2. Response surface methods generally work best when the variables we adjust are numerically continuous. Categorical variables (yes/no, catalyst A or B) are handled by fixing them at one or the other value, and then performing the optimization conditional on those selected values. It is always worth investigating the alternative values once the optimum has been reached.

3. Many software packages provide tools that help with an RSM study. If you would like to use R in your work, we highly recommend the rsm package by Russel Lenth, available in R. You can read more about the package in this article as well as a case-study.

# 5.12. Evolutionary operation¶

Evolutionary operation (EVOP) is a tool to help maintain a full-scale process at its optimum. Since the process is not constant, the optimum will gradually move away from its current operating point. Chemical processes drift due to things such as heat-exchanger fouling, build-up inside reactors and tubing, catalyst deactivation, and other slowly varying disturbances in the system.

EVOP is an iterative hunt for the process optimum by making small perturbations to the system. Similar to response surface methods, once every iteration is completed, the process is moved towards the optimum. The model used to determine the move direction and levels of next operation are from full or fractional factorials, or designs that estimate curvature, like the central composite design.

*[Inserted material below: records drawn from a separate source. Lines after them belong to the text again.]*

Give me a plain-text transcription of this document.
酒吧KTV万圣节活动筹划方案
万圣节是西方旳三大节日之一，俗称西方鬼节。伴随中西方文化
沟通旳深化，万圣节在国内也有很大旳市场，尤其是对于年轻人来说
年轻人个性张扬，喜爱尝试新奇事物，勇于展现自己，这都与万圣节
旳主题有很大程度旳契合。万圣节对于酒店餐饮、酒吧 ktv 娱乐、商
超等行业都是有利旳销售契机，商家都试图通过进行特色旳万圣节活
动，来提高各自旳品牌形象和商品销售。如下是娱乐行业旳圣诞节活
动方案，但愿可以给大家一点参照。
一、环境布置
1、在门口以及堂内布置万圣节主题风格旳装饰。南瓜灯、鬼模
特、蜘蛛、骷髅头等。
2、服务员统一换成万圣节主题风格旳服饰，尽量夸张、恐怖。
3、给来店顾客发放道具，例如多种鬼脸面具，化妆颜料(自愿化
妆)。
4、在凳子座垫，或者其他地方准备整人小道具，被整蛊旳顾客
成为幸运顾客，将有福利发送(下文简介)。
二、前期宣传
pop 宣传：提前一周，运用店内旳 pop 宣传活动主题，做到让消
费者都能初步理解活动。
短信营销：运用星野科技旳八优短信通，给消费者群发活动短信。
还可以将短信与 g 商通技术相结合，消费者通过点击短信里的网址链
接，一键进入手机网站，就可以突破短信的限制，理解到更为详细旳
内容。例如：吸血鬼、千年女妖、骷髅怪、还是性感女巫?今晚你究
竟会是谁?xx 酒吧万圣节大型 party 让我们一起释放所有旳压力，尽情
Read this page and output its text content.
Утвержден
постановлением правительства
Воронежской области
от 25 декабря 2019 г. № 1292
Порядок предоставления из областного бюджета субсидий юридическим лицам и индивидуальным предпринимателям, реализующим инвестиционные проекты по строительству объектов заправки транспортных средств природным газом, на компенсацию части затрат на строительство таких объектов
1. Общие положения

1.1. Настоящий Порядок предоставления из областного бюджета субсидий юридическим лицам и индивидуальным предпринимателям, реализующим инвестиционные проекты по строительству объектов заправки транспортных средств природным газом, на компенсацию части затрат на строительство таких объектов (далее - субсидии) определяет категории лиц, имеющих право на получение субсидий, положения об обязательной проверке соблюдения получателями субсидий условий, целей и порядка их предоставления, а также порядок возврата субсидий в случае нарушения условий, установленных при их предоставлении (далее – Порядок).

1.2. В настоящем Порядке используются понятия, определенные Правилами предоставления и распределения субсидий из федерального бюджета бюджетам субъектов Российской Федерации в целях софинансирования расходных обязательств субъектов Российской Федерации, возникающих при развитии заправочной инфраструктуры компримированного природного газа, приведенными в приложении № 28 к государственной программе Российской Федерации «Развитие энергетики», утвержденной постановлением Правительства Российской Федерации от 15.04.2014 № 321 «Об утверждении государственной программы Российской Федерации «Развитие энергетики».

Because every experimental run is a run that is expected to produce saleable product (we don’t want off-specification product), the range over which each factor is varied must be small. Replicate runs are also made to separate the signal from noise, because the optimum region is usually flat.

Some examples of the success of EVOP and a review paper are in these readings:

Current day examples of EVOP do not appear in the scientific literature much, because this methodology is now so well established.